Businesses, however, could not make a claim under the Consumer Guarantees Act, and would likely to have to rely on insurance.

Each insurance policy had its own terms and conditions.

Most policies had exclusions for what was termed “acts of god” – such as the outages caused by Cyclone Gabrielle last year – but that did not cover human error, as was the case with the downed pylon.

Duffy also pointed out that businesses would have to weigh up any insurance payout they received against the excess they would have to pay.

“So it’s a tricky situation for businesses,” he said.

Fisher said the losses felt by households would be relatively small, given that most had power at least partially restored on Thursday evening.

The biggest losses were suffered by major industrial power users, some of which were only able to return to full production this week.

Hospitality businesses spoken to by RNZ reported losing thousands of dollars’ worth of perishable stock such as dairy and meat.
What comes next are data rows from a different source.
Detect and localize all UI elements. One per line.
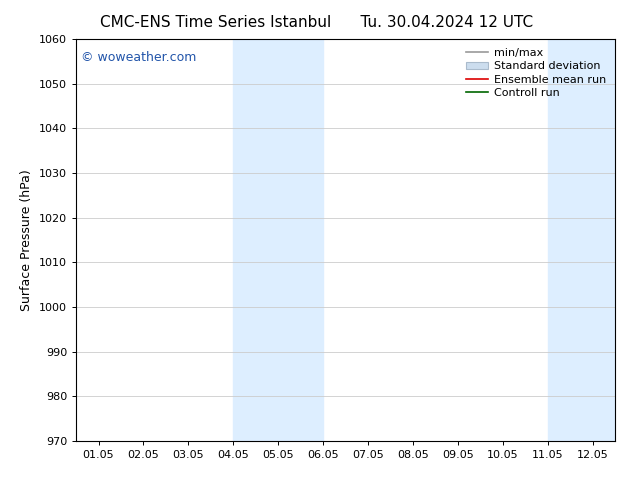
Text: © woweather.com: © woweather.com xyxy=(81,51,197,64)
Bar xyxy=(548,39,615,441)
Bar xyxy=(233,39,323,441)
Legend: min/max, Standard deviation, Ensemble mean run, Controll run: min/max, Standard deviation, Ensemble me… xyxy=(463,45,609,101)
Y-axis label: Surface Pressure (hPa): Surface Pressure (hPa) xyxy=(20,169,34,311)
Text: CMC-ENS Time Series Istanbul      Tu. 30.04.2024 12 UTC: CMC-ENS Time Series Istanbul Tu. 30.04.2… xyxy=(100,15,534,30)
Even for households, the path to compensation is far from easy.

The law requires households to approach their power retailer in the first instance, but Fisher said he had examined the terms and conditions of one major power supplier, which stated the company was not liable if it was not at fault.

The fine print stated the claim could be passed on to another company – such as Transpower or its contractor – but that company would be liable only if it was a member of the Utilities Tribunal.

Even if the power retailer was at fault, its maximum liability was $10,000, Fisher said.

Last Friday, economics consultants Infometrics estimated the power cut could cost Northland a total of $60 million.